The pound;17 million Raploch Community Campus is a partnership between Forth Valley College and Stirling Council, as part of the council’s public-private partnership strategy, and received a grant of pound;2 million from the Scottish Funding Council.

GETTING READY FOR WORK

Amy Smith, 16

“It’s been great fun so far. I do feel a wee bit of the responsibility that’s coming up in January, but I haven’t lost any sleep over it. I’m quite confident.

“I’ve always wanted to do something like this. My dad’s a chef, so it’s maybe in my blood.

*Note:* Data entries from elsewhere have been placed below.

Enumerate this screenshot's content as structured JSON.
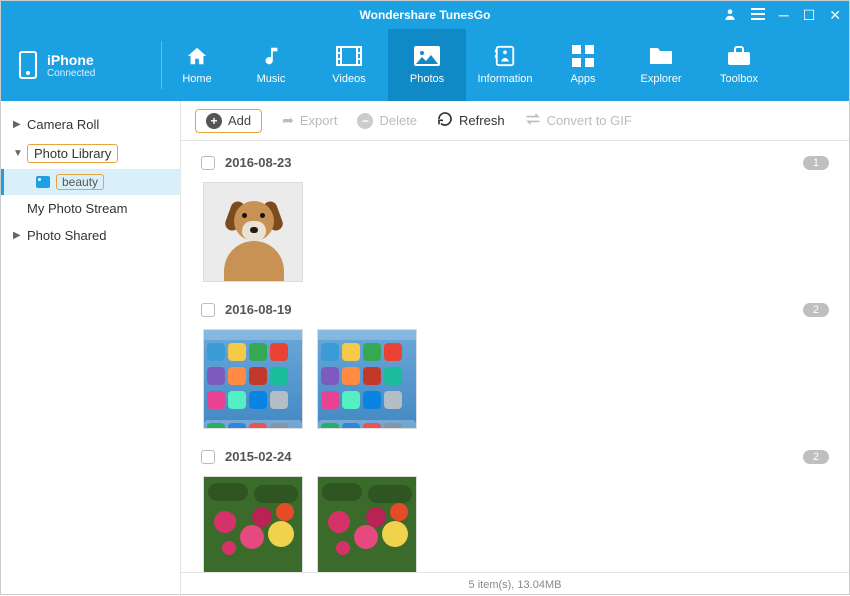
{
  "title": "Wondershare TunesGo",
  "device": {
    "name": "iPhone",
    "status": "Connected"
  },
  "tabs": {
    "home": "Home",
    "music": "Music",
    "videos": "Videos",
    "photos": "Photos",
    "information": "Information",
    "apps": "Apps",
    "explorer": "Explorer",
    "toolbox": "Toolbox"
  },
  "sidebar": {
    "camera_roll": "Camera Roll",
    "photo_library": "Photo Library",
    "beauty": "beauty",
    "my_photo_stream": "My Photo Stream",
    "photo_shared": "Photo Shared"
  },
  "toolbar": {
    "add": "Add",
    "export": "Export",
    "delete": "Delete",
    "refresh": "Refresh",
    "convert": "Convert to GIF"
  },
  "groups": [
    {
      "date": "2016-08-23",
      "count": "1"
    },
    {
      "date": "2016-08-19",
      "count": "2"
    },
    {
      "date": "2015-02-24",
      "count": "2"
    }
  ],
  "status": "5 item(s), 13.04MB"
}
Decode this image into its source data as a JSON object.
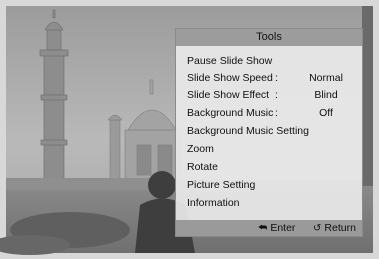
{
  "panel": {
    "title": "Tools",
    "items": [
      {
        "label": "Pause Slide Show"
      },
      {
        "label": "Slide Show Speed",
        "sep": ":",
        "value": "Normal"
      },
      {
        "label": "Slide Show Effect",
        "sep": ":",
        "value": "Blind"
      },
      {
        "label": "Background Music",
        "sep": ":",
        "value": "Off"
      },
      {
        "label": "Background Music Setting"
      },
      {
        "label": "Zoom"
      },
      {
        "label": "Rotate"
      },
      {
        "label": "Picture Setting"
      },
      {
        "label": "Information"
      }
    ],
    "footer": {
      "enter_label": "Enter",
      "return_label": "Return",
      "enter_icon": "enter-icon",
      "return_icon": "return-icon"
    }
  },
  "colors": {
    "panel_bg": "#e8e8e8",
    "title_bar": "#9c9c9c",
    "footer_bar": "#9a9a9a"
  }
}
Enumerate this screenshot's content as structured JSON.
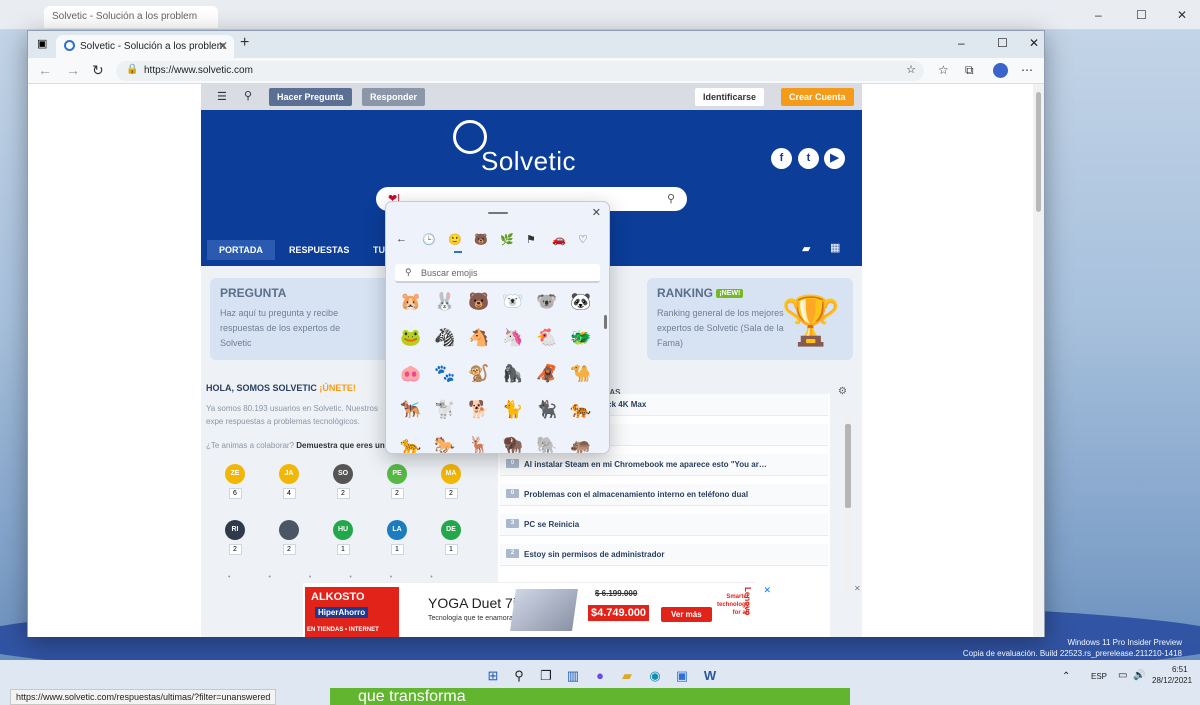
{
  "background_window": {
    "tab_label": "Solvetic - Solución a los problem",
    "controls": [
      "–",
      "☐",
      "✕"
    ]
  },
  "browser": {
    "tab_title": "Solvetic - Solución a los problem",
    "tab_close": "✕",
    "new_tab": "+",
    "url": "https://www.solvetic.com",
    "window_controls": [
      "–",
      "☐",
      "✕"
    ]
  },
  "site": {
    "topbar": {
      "ask": "Hacer Pregunta",
      "answer": "Responder",
      "login": "Identificarse",
      "signup": "Crear Cuenta"
    },
    "logo": "Solvetic",
    "search_value": "❤|",
    "menu": [
      "PORTADA",
      "RESPUESTAS",
      "TU"
    ],
    "cards": {
      "pregunta": {
        "title": "PREGUNTA",
        "text": "Haz aquí tu pregunta y recibe respuestas de los expertos de Solvetic"
      },
      "ranking": {
        "title": "RANKING",
        "badge": "¡NEW!",
        "text": "Ranking general de los mejores expertos de Solvetic (Sala de la Fama)"
      }
    },
    "hola": {
      "title": "HOLA, SOMOS SOLVETIC",
      "join": "¡ÚNETE!",
      "blurb": "Ya somos 80.193 usuarios en Solvetic. Nuestros expe respuestas a problemas tecnológicos.",
      "cta_a": "¿Te animas a colaborar?",
      "cta_b": "Demuestra que eres un ex"
    },
    "users": [
      {
        "initials": "ZE",
        "count": "6",
        "color": "#f2b705"
      },
      {
        "initials": "JA",
        "count": "4",
        "color": "#f2b705"
      },
      {
        "initials": "SO",
        "count": "2",
        "color": "#555555"
      },
      {
        "initials": "PE",
        "count": "2",
        "color": "#58b947"
      },
      {
        "initials": "MA",
        "count": "2",
        "color": "#f2b705"
      },
      {
        "initials": "RI",
        "count": "2",
        "color": "#2f3a4a"
      },
      {
        "initials": "",
        "count": "2",
        "color": "#4a5663"
      },
      {
        "initials": "HU",
        "count": "1",
        "color": "#22a84b"
      },
      {
        "initials": "LA",
        "count": "1",
        "color": "#1d7bbf"
      },
      {
        "initials": "DE",
        "count": "1",
        "color": "#22a84b"
      }
    ],
    "questions_heading_fragment": "SAS",
    "questions": [
      {
        "count": "",
        "text": "en amazon Fire TV Stick 4K Max"
      },
      {
        "count": "",
        "text": "omi Mi 2"
      },
      {
        "count": "0",
        "text": "Al instalar Steam en mi Chromebook me aparece esto \"You ar…"
      },
      {
        "count": "0",
        "text": "Problemas con el almacenamiento interno en teléfono dual"
      },
      {
        "count": "3",
        "text": "PC se Reinicia"
      },
      {
        "count": "2",
        "text": "Estoy sin permisos de administrador"
      }
    ],
    "ad": {
      "brand": "ALKOSTO",
      "brand2": "HiperAhorro",
      "tag": "EN TIENDAS • INTERNET",
      "product": "YOGA Duet 7i",
      "tagline": "Tecnología que te enamora",
      "old_price": "$ 6.199.000",
      "price": "$4.749.000",
      "cta": "Ver más",
      "side": "Smarter technology for all",
      "lenovo": "Lenovo"
    }
  },
  "emoji_panel": {
    "search_placeholder": "Buscar emojis",
    "categories": [
      "←",
      "🕒",
      "🙂",
      "🐻",
      "🌿",
      "⚑",
      "🚗",
      "♡"
    ],
    "emojis": [
      "🐹",
      "🐰",
      "🐻",
      "🐻‍❄️",
      "🐨",
      "🐼",
      "🐸",
      "🦓",
      "🐴",
      "🦄",
      "🐔",
      "🐲",
      "🐽",
      "🐾",
      "🐒",
      "🦍",
      "🦧",
      "🐪",
      "🐕‍🦺",
      "🐩",
      "🐕",
      "🐈",
      "🐈‍⬛",
      "🐅",
      "🐆",
      "🐎",
      "🦌",
      "🦬",
      "🐘",
      "🦛"
    ]
  },
  "status_url": "https://www.solvetic.com/respuestas/ultimas/?filter=unanswered",
  "watermark": [
    "Windows 11 Pro Insider Preview",
    "Copia de evaluación. Build 22523.rs_prerelease.211210-1418"
  ],
  "green_banner": "que transforma",
  "taskbar": {
    "lang": "ESP",
    "time": "6:51",
    "date": "28/12/2021"
  }
}
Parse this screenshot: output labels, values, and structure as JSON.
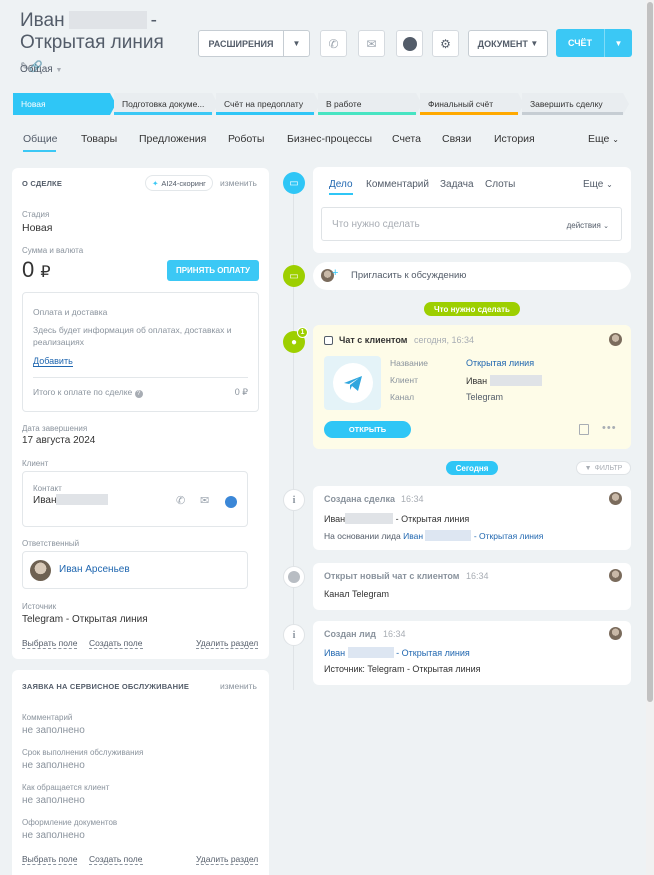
{
  "header": {
    "title_first": "Иван",
    "title_dash": "-",
    "title_second": "Открытая линия",
    "subtitle": "Общая",
    "extensions_label": "РАСШИРЕНИЯ",
    "document_label": "ДОКУМЕНТ",
    "invoice_label": "СЧЁТ"
  },
  "stages": [
    {
      "label": "Новая",
      "color": "#2fc6f6",
      "bar": "#2fc6f6"
    },
    {
      "label": "Подготовка докуме...",
      "color": "#e9edf0",
      "bar": "#3bc8f5"
    },
    {
      "label": "Счёт на предоплату",
      "color": "#e9edf0",
      "bar": "#2fc6f6"
    },
    {
      "label": "В работе",
      "color": "#e9edf0",
      "bar": "#47e4c2"
    },
    {
      "label": "Финальный счёт",
      "color": "#e9edf0",
      "bar": "#ffa900"
    },
    {
      "label": "Завершить сделку",
      "color": "#e9edf0",
      "bar": "#c6cdd3"
    }
  ],
  "tabs": [
    "Общие",
    "Товары",
    "Предложения",
    "Роботы",
    "Бизнес-процессы",
    "Счета",
    "Связи",
    "История",
    "Еще"
  ],
  "deal": {
    "section_title": "О СДЕЛКЕ",
    "scoring_label": "AI24-скоринг",
    "edit_label": "изменить",
    "stage_label": "Стадия",
    "stage_value": "Новая",
    "sum_label": "Сумма и валюта",
    "sum_value": "0",
    "currency": "₽",
    "accept_payment": "ПРИНЯТЬ ОПЛАТУ",
    "payment_title": "Оплата и доставка",
    "payment_text": "Здесь будет информация об оплатах, доставках и реализациях",
    "add_label": "Добавить",
    "total_label": "Итого к оплате по сделке",
    "total_value": "0 ₽",
    "close_date_label": "Дата завершения",
    "close_date_value": "17 августа 2024",
    "client_label": "Клиент",
    "contact_label": "Контакт",
    "contact_name": "Иван",
    "responsible_label": "Ответственный",
    "responsible_name": "Иван Арсеньев",
    "source_label": "Источник",
    "source_value": "Telegram - Открытая линия",
    "choose_field": "Выбрать поле",
    "create_field": "Создать поле",
    "delete_section": "Удалить раздел"
  },
  "service": {
    "section_title": "ЗАЯВКА НА СЕРВИСНОЕ ОБСЛУЖИВАНИЕ",
    "edit_label": "изменить",
    "fields": [
      {
        "label": "Комментарий",
        "value": "не заполнено"
      },
      {
        "label": "Срок выполнения обслуживания",
        "value": "не заполнено"
      },
      {
        "label": "Как обращается клиент",
        "value": "не заполнено"
      },
      {
        "label": "Оформление документов",
        "value": "не заполнено"
      }
    ],
    "choose_field": "Выбрать поле",
    "create_field": "Создать поле",
    "delete_section": "Удалить раздел"
  },
  "activity": {
    "tabs": [
      "Дело",
      "Комментарий",
      "Задача",
      "Слоты"
    ],
    "more": "Еще",
    "placeholder": "Что нужно сделать",
    "actions": "действия",
    "invite": "Пригласить к обсуждению"
  },
  "todo_pill": "Что нужно сделать",
  "chat": {
    "badge": "1",
    "title": "Чат с клиентом",
    "time": "сегодня, 16:34",
    "name_label": "Название",
    "name_value": "Открытая линия",
    "client_label": "Клиент",
    "client_value": "Иван",
    "channel_label": "Канал",
    "channel_value": "Telegram",
    "open_label": "ОТКРЫТЬ"
  },
  "today_pill": "Сегодня",
  "filter_label": "ФИЛЬТР",
  "events": [
    {
      "title": "Создана сделка",
      "time": "16:34",
      "line1_a": "Иван",
      "line1_b": "- Открытая линия",
      "line2_prefix": "На основании лида",
      "line2_link_a": "Иван",
      "line2_link_b": "- Открытая линия"
    },
    {
      "title": "Открыт новый чат с клиентом",
      "time": "16:34",
      "line1": "Канал Telegram"
    },
    {
      "title": "Создан лид",
      "time": "16:34",
      "link_a": "Иван",
      "link_b": "- Открытая линия",
      "line2": "Источник: Telegram - Открытая линия"
    }
  ]
}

“I’ve really enjoyed the baking. That’s something new to me. The baking facilities are great and it’s a joy to work in such a brilliant kitchen.”

David Coutts, 17

“I’m really looking forward to the rush in January, the rush of 200 pupils wanting to be fed, the adrenalin rush.

“I did some work experience in catering when I was at school and I really got into it. So when this opportunity came up, I knew I would just go for it.

“I really enjoy the butchering side, the preparation of the meat, portioning chickens, dicing beef, that sort of thing.

“I think we’ll be just about perfect in January. In fact, I can’t wait.”